What’s in a post? Reddit pulls in around 115 million unique visitors each month, amassing a staggering 5 billion page views per month. For a long time, I’ve wondered what factors draw people to certain Reddit posts while shunning others - does it have to do with the time of day a post is submitted? Do certain users have a monopoly on the most viewed posts? What about text posts vs. links?
These are all questions I’m setting out to shed some light on in this short series. I haven’t decided how long the series will be, but this first post will only focus on the data mining portion as well as some initial inferences we can make about the data from a general perspective.
The Purpose of this Post
The purpose of this post is to be an introduction to analyzing Reddit’s data through the use of the R Programming language. With regards to my own motivation, I’m developing my skills as a data scientist and am open to feedback on the process.
Data Mining Reddit using Python
Source: Reddit Data Mining Script
Essentially, I threw together this Python script to scrape the I thought was the most useful without making it terribly complicated.
The Reddit JSON Wiki was really helpful when I was creating this script. Operation is relatively
simple - put the list of attributes you want in the ‘want’ array and watch it run. There are a few customized
options that I found useful (run
python parseReddit.com --help if you want to see them). After running
the script, here is a sample of the data I get:
I should note that the dataset for this is not nearly complete as it was only taken over a couple of days every 15 minutes - remember that the purpose of this post is just to familiarize the reader with the techniques for collecting and analyzing Reddit’s data on their own. In this post, I have tried my best not to make inferences about the data that would be affected by the lack of data.
Analysis Using R
After importing the data into R, we can view the summary of the data as follows:
> results <- read.csv("~/Developer/Data Mining/Reddit/results.csv") > summary(results) domain subreddit author score over_18 downs created_utc num_comments ups i.imgur.com :14673 funny : 6452 EntertheWu-Tang: 235 Min. : 0.0 False:54031 Min. :0 Min. :1.409e+09 Min. : 0.0 Min. : 0.0 imgur.com : 6903 AskReddit : 5805 m0rris0n_hotel : 162 1st Qu.: 25.0 True : 1204 1st Qu.:0 1st Qu.:1.409e+09 1st Qu.: 6.0 1st Qu.: 25.0 self.AskReddit : 5805 pics : 3886 __mck__ : 152 Median : 124.0 Median :0 Median :1.409e+09 Median : 23.0 Median : 124.0 youtube.com : 3450 aww : 3742 mrojek : 148 Mean : 694.7 Mean :0 Mean :1.409e+09 Mean : 170.8 Mean : 694.7 self.WritingPrompts: 1360 todayilearned: 2452 IpMedia : 134 3rd Qu.: 887.0 3rd Qu.:0 3rd Qu.:1.409e+09 3rd Qu.: 95.0 3rd Qu.: 887.0 self.Showerthoughts: 1195 videos : 2313 Tanglebrook : 113 Max. :6355.0 Max. :0 Max. :1.410e+09 Max. :15197.0 Max. :6355.0 (Other) :21849 (Other) :30585 (Other) :54291
As you would probably expect, the most frequent top links on Reddit are from Imgur, composing almost half of the front page links. Another interesting metric is the median number of comments on front page posts coming out to be only 23, which seems rather low to me. Let’s do a little data visualization to get a better idea of what’s going on here.

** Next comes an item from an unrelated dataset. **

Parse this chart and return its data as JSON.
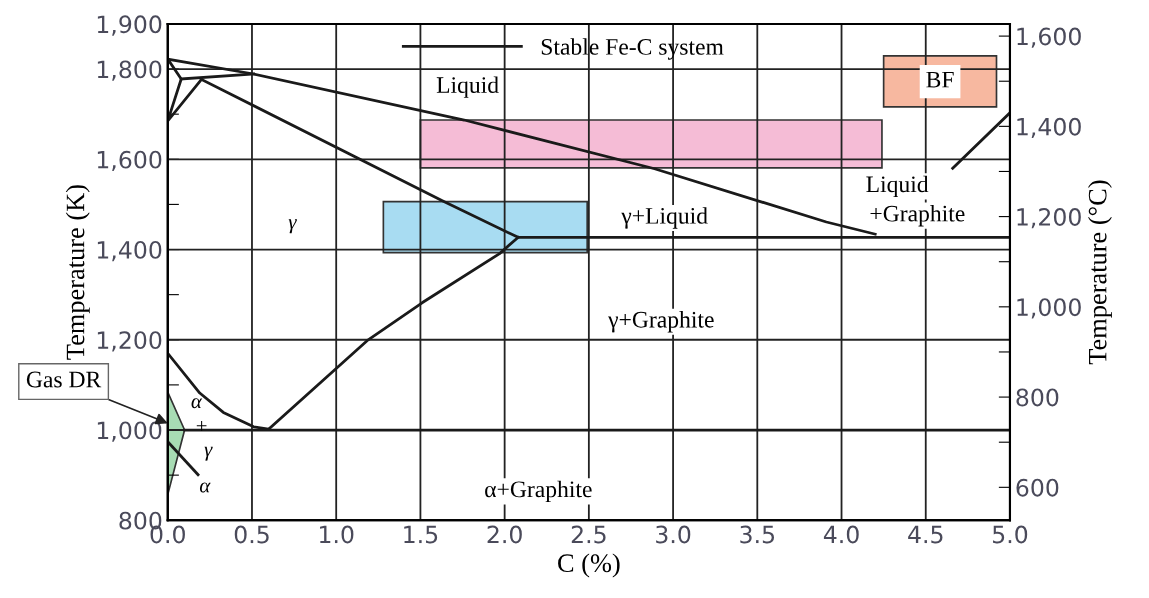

First, let’s take a random sample of 100 from our dataset.
> results_sample = results[sample(nrow(results),100),]
Using a scatterplot matrix, we can view some of the attributes I think are interesting and see if we can spot any relationships:
> pairs(~as.integer(subreddit)+score+num_comments,data=results_sample, main="Scatterplot Matrix")

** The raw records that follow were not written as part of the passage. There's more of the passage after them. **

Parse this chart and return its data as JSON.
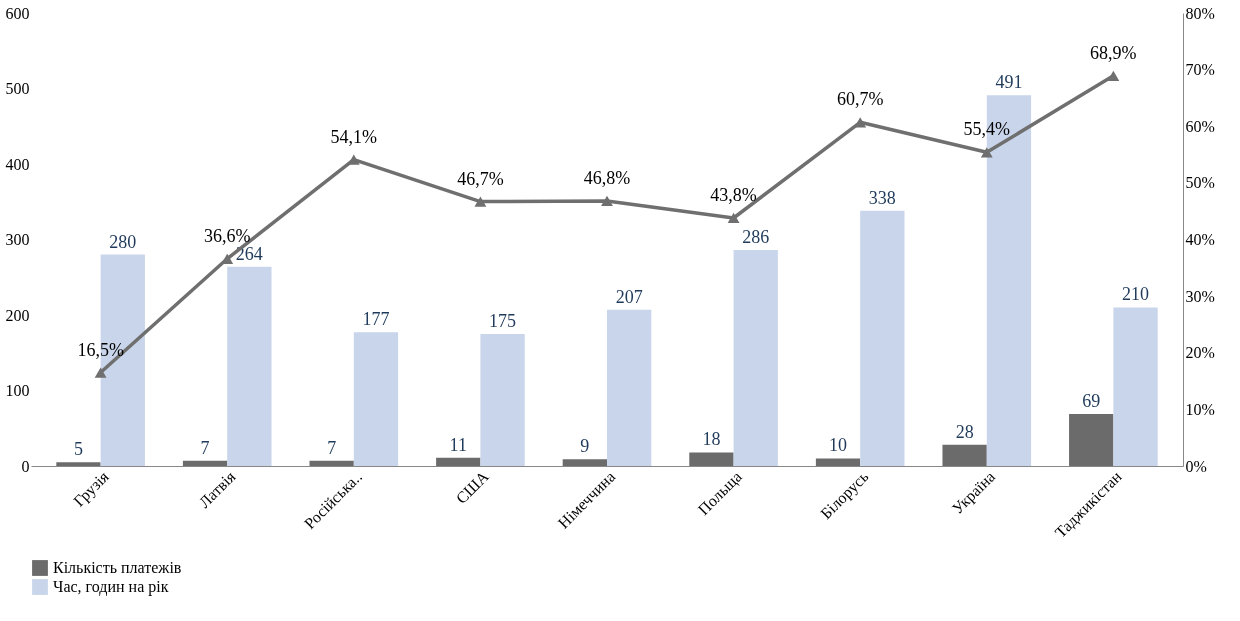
{
  "chart_data": {
    "type": "bar",
    "categories": [
      "Грузія",
      "Латвія",
      "Російська..",
      "США",
      "Німеччина",
      "Польща",
      "Білорусь",
      "Україна",
      "Таджикістан"
    ],
    "series": [
      {
        "name": "Кількість платежів",
        "color": "#6b6b6b",
        "values": [
          5,
          7,
          7,
          11,
          9,
          18,
          10,
          28,
          69
        ]
      },
      {
        "name": "Час, годин на рік",
        "color": "#c9d5ea",
        "values": [
          280,
          264,
          177,
          175,
          207,
          286,
          338,
          491,
          210
        ]
      },
      {
        "type": "line",
        "axis": "y2",
        "color": "#6f6f6f",
        "values": [
          16.5,
          36.6,
          54.1,
          46.7,
          46.8,
          43.8,
          60.7,
          55.4,
          68.9
        ],
        "value_labels": [
          "16,5%",
          "36,6%",
          "54,1%",
          "46,7%",
          "46,8%",
          "43,8%",
          "60,7%",
          "55,4%",
          "68,9%"
        ]
      }
    ],
    "ylim": [
      0,
      600
    ],
    "yticks": [
      0,
      100,
      200,
      300,
      400,
      500,
      600
    ],
    "y2lim": [
      0,
      80
    ],
    "y2ticks": [
      {
        "value": 0,
        "label": "0%"
      },
      {
        "value": 10,
        "label": "10%"
      },
      {
        "value": 20,
        "label": "20%"
      },
      {
        "value": 30,
        "label": "30%"
      },
      {
        "value": 40,
        "label": "40%"
      },
      {
        "value": 50,
        "label": "50%"
      },
      {
        "value": 60,
        "label": "60%"
      },
      {
        "value": 70,
        "label": "70%"
      },
      {
        "value": 80,
        "label": "80%"
      }
    ],
    "data_labels": true,
    "marker": "triangle",
    "grid": false,
    "legend": "bottom"
  }
}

After viewing this scatterplot, it is clear that we need to clean some of the data. This is valid as long as we don’t introduce any biases in the data. If you recall, we are interested in only the most popular posts on Reddit. Therefore, I’m going to scrub away any data that didn’t get a sufficiently high score to make a difference.
results_sample = results_sample[results_sample$score > 50, ]
As a teaser until the next post, here is the correlation matrix for some of the interesting variables in this dataset.
> library(ggplot2) > library(reshape2) > corr_data = results_sample[,c(1,2,3,4, 5)] > qplot(x=Var1, y=Var2, data=melt(cor(corr_data, use="p")), fill=value, geom="tile") + + scale_fill_gradient2(limits=c(-1, 1))
As you can see, the subreddit, the domain the link was posted under, and whether or not the link was marked NSFw are obviously very strongly correlated (for instance, most top links in the ‘pics’ subreddit will be dominated by links of Imgur, etc). For the rest of the attributes, however, there does not seem to be a very strong correlation.
Currently, I am collecting more data over a longer period of time to perform some analysis on using R - I am still very interested in answering questions that require a complete dataset to answer.